If you refrain from trampling the sabbath,

From pursuing your affairs on My holy day;

If you call the sabbath “delight,”

The LORD’s holy day “honored”;

And if you honor it and go not your ways

Nor look to your affairs, nor strike bargains— Then you can seek the favor of the LORD.

I will set you astride the heights of the earth,

And let you enjoy the heritage of your father Jacob—

For the mouth of the LORD has spoken. 

What else can we add to words so powerful? That’s the biblical Shabbos. 

Talmudic Shabbos

As it tends to go, the Talmudic sages figured out how to take a good thing and make it gooderwith rules! Enter the tractate of Shabbos, in which the sages embark on an arduous journey to understand and explicate what makes the day of rest what it is. In the ever-growing palace, or labyrinth, of laws that comprise the day of rest, the sages developed a way to universalize the Shabbos, replicating the construction of the world and the construction of the Mishkan to create a new sanctuary for the Jewish people.
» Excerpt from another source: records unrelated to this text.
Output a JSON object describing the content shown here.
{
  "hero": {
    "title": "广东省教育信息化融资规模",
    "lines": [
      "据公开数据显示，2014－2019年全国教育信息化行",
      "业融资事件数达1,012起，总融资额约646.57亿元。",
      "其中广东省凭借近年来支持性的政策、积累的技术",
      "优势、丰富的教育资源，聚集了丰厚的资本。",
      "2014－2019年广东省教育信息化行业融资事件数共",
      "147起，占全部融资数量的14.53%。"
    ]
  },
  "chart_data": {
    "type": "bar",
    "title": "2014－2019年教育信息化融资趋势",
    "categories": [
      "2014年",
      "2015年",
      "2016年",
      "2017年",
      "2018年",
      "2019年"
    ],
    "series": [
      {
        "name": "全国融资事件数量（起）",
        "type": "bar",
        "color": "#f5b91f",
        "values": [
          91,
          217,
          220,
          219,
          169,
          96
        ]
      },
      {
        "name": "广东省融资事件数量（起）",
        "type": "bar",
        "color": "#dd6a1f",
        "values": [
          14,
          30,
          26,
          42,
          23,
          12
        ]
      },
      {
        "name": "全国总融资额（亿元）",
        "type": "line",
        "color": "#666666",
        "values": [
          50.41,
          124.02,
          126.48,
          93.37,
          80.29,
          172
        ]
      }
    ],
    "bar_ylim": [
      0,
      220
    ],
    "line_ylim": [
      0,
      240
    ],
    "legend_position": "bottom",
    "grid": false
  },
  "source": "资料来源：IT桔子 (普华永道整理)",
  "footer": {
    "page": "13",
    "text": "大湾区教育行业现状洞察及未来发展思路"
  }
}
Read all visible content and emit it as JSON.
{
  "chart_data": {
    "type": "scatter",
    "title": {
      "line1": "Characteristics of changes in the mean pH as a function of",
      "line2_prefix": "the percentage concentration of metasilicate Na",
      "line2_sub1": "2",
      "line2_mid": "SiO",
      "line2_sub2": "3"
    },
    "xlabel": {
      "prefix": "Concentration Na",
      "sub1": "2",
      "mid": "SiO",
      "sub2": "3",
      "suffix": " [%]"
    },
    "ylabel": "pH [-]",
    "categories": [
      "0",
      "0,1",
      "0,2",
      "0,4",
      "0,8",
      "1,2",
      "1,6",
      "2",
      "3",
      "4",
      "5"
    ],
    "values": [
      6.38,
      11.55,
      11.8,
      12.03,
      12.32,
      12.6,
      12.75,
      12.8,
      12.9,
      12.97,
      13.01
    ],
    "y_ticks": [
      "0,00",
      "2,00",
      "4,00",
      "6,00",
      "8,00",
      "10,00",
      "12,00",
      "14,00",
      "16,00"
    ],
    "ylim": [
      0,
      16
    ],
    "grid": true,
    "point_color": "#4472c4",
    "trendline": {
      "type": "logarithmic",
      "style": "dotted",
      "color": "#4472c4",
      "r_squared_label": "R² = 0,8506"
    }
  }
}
The sages also offered remarkably creative ways of seeing Shabbos in earlier times as well, such as imagining the Havdalah of Adam HaRishon, or when the very same Adam HaRishon taught the song of repentance to a broken Kayin, fresh from the sin that made him famous. It can be easy to feel critical about the legislationism of Shabbos during this era, but it’s important to remember that in every way that matters, the Talmudists were the architects of Shabbos, building the world of rest that we enter every weekend. So let’s raise a glass to the architects, who built our beloved Shabbos. 

Medieval Shabbos

Let’s praise God for the medieval ages. Yes, we got the crusades then, and the inquisition, and all manner of Jew-killing all over, but we also were blessed with the great poets of Shabbos. Whether or not you sing the songs of Shabbos, some of the most powerful articulations of the rhythm of Shabbos were birthed in this era. Figures such as Judah ben Samuel of Regensburg (AKA Rav Yehuda HaChassid, as he is most affectionately known) and his contemporaries wrote elaborate zemirot, songs that bridge the literary and liturgical, building the perfect mood for singing songs with one’s family and friends. These songs have carried us through pogroms and pilgrimages, and we’ve sung them on empty stomachs and full.

Modern Shabbos

As the ghetto walls crumbled, Shabbos increasingly became a place of conflict, as the maskilim, who moved from the formal constructs of their families, challenged the structures of Shabbos, leading to wars over what Shabbos should look like. When persecutions rained down like water, Shabbos was far from easy to keep, but was a fundamental component to Jewish identity and ideas as Judaism left its cities and moved out into the world. Ignored and abused from within and without, Shabbos came into its own, in a way, as the Jewish people had the power of choice in choosing Shabbos for their own. We are still living in the echoes of this time. 

Contemporary Shabbos

What does Shabbos mean in the contemporary era? In an age in which our attention is dominated by algorithms and social media, learning to detach ourselves and reinvest in a deeper way in our own lives is of increasing importance. But Shabbos is more than just a day without technology, and is equally about what we do as it is about what we don’t do. While on the one hand, fewer people than ever before keep Shabbos, on the universal scale, and that is a truth to be held, Shabbos also exists with a vibrancy that speaks to its power and potentiality. What will Shabbos mean in the world of today? Perhaps we will live the answer to this question, together.